Começam as palavras ofensivas. Busca-se o que possa ferir cada um e em dado
momento Nancy diz que “meu filho fez bem em largar a porrada no seu”. E num
impulso de raiva atira as flores de um jarro que a dona do apartamento usa como
enfeite em uma mesa.
A força dos diálogos consegue
prender a atenção do espectador. Mas o esforço maior de Polanski é dar
agilidade às tomadas, procurando os mais instigantes ângulos e usando uma
iluminação que dá força às tonalidades, o que coloca, então, a cor, dentro da
ação como um elemento de linguagem que inexiste no teatro.
A ideia é de que o filme foi realizado
num só dia e milhares de imagens capturadas (hoje, a película pode ser
substituída pela imagem digital) na corrida pelo melhor enquadramento (ora planos
médios, ora closes, poucos planos-conjuntos e um único grande plano
importantíssimo porque é o detonador das demais sequências).

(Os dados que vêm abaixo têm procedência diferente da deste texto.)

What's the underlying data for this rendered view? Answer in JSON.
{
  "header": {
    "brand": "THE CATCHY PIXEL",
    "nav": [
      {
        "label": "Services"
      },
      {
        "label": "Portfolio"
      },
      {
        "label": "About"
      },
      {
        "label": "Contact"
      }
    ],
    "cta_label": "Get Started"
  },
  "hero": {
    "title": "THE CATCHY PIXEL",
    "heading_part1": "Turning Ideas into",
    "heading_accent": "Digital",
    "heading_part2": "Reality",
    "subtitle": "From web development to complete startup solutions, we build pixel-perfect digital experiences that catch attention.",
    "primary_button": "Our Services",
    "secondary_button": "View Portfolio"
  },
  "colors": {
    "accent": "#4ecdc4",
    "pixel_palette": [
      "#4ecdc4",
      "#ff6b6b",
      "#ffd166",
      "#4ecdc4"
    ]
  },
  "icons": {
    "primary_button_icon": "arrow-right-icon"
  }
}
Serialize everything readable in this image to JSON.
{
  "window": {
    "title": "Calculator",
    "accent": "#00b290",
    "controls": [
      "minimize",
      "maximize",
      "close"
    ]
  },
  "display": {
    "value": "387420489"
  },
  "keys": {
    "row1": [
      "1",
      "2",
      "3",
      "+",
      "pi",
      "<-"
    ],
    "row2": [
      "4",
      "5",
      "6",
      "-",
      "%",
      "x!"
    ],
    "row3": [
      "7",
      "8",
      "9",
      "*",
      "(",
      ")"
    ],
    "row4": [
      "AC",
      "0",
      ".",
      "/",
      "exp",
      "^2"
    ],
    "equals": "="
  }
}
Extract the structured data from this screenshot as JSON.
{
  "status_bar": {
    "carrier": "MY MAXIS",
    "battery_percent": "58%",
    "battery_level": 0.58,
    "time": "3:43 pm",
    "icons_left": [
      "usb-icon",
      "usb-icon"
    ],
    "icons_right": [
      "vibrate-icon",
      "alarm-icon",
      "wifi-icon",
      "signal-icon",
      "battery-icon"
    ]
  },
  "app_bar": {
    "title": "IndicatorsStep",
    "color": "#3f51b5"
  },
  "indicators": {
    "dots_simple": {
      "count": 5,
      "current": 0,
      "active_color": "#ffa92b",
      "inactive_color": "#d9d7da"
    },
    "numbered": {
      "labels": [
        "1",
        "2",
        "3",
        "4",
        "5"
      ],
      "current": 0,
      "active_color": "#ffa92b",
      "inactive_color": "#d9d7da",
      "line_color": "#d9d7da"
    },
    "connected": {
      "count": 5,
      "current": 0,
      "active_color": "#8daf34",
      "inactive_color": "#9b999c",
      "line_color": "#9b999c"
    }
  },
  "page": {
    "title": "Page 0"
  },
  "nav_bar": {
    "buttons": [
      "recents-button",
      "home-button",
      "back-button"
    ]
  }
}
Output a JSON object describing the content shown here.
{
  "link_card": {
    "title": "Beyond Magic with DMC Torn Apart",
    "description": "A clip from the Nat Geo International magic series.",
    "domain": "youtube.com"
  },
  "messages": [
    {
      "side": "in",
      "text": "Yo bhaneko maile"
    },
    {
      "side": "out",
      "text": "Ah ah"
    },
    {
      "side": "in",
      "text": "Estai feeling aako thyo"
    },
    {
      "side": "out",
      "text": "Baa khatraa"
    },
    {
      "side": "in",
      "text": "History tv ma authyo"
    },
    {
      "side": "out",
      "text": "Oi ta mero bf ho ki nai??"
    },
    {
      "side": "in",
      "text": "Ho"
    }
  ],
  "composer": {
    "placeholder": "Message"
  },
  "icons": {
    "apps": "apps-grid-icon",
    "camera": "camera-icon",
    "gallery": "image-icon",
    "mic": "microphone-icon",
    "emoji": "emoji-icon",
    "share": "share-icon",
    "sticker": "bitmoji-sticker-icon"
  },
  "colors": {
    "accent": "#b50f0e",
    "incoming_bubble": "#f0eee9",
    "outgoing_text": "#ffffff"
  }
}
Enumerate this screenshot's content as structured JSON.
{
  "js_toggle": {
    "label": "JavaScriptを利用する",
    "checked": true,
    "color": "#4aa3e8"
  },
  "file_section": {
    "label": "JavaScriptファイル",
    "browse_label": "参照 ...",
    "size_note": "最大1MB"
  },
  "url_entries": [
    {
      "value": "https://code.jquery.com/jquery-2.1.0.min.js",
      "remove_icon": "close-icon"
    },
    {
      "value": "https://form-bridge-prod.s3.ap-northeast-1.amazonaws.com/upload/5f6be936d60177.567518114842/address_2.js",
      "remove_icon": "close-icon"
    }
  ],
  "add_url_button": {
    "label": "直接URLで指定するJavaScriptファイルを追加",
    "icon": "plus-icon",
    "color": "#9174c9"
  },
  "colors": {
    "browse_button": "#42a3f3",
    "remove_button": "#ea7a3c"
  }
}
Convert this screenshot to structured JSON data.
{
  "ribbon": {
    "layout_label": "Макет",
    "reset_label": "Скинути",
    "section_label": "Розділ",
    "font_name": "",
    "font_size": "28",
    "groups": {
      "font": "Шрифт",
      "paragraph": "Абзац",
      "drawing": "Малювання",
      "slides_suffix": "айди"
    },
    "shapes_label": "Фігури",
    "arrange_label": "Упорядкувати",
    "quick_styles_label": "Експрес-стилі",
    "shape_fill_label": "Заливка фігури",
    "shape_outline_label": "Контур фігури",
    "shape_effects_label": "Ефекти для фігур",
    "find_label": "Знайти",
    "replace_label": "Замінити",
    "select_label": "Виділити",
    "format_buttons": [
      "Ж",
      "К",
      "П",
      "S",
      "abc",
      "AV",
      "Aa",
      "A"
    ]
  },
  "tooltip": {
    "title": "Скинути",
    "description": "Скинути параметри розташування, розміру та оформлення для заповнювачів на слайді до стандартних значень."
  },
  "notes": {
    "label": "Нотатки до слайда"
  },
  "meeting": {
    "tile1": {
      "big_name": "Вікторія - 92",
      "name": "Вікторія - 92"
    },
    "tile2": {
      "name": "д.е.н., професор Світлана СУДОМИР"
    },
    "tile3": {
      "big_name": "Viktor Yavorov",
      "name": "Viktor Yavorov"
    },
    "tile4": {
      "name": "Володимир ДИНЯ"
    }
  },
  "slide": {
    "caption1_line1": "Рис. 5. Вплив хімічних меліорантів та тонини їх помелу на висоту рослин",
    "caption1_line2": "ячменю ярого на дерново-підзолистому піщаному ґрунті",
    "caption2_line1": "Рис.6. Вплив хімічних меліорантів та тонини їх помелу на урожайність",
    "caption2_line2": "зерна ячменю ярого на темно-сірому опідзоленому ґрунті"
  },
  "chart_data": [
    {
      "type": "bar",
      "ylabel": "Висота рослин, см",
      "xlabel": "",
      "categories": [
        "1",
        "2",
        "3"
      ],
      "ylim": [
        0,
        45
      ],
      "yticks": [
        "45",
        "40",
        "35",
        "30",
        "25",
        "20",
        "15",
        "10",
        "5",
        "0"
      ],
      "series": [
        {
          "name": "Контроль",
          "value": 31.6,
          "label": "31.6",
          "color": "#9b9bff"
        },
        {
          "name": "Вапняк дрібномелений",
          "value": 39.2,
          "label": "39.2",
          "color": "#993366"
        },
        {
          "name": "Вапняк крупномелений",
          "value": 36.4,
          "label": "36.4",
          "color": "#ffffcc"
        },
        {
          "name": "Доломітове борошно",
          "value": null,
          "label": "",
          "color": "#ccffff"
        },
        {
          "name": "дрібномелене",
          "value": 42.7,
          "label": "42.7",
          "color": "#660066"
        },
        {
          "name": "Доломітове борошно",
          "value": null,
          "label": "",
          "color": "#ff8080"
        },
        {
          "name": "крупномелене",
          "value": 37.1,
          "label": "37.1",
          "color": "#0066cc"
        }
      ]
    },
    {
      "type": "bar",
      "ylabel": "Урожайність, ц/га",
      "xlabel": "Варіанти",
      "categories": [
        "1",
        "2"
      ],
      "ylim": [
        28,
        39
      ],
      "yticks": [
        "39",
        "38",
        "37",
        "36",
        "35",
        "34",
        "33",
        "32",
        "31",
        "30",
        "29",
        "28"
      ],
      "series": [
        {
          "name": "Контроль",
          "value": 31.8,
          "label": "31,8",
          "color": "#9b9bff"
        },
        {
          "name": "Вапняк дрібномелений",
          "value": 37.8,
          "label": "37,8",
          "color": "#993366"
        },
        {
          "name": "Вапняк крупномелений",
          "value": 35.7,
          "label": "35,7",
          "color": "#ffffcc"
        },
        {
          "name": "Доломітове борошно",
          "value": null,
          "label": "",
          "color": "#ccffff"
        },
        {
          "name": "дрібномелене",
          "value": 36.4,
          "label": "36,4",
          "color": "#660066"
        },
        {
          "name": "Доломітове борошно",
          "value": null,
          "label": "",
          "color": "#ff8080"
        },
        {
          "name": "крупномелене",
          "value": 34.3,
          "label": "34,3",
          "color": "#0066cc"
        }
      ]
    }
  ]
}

No teatro, o
público veria a ação num só ângulo, sem observar as feições dos interpretes em
detalhes, salvo a fala ríspida e o gestual agressivo que aos poucos está sendo
vetor da situação. No cinema pode-se ver, por exemplo, Jodie Foster franzir a
testa a ponto de realçar seus vasos sanguíneos. Mas essas conquistas específicas
da cinematografia passam de forma a que o espectador não as perceba. Interessa
dimensionar a ação. E isto é conseguido no brilhante “tour de force”. Um
desafio de 80 minutos a ser visto sem falta. Filme Imperdível.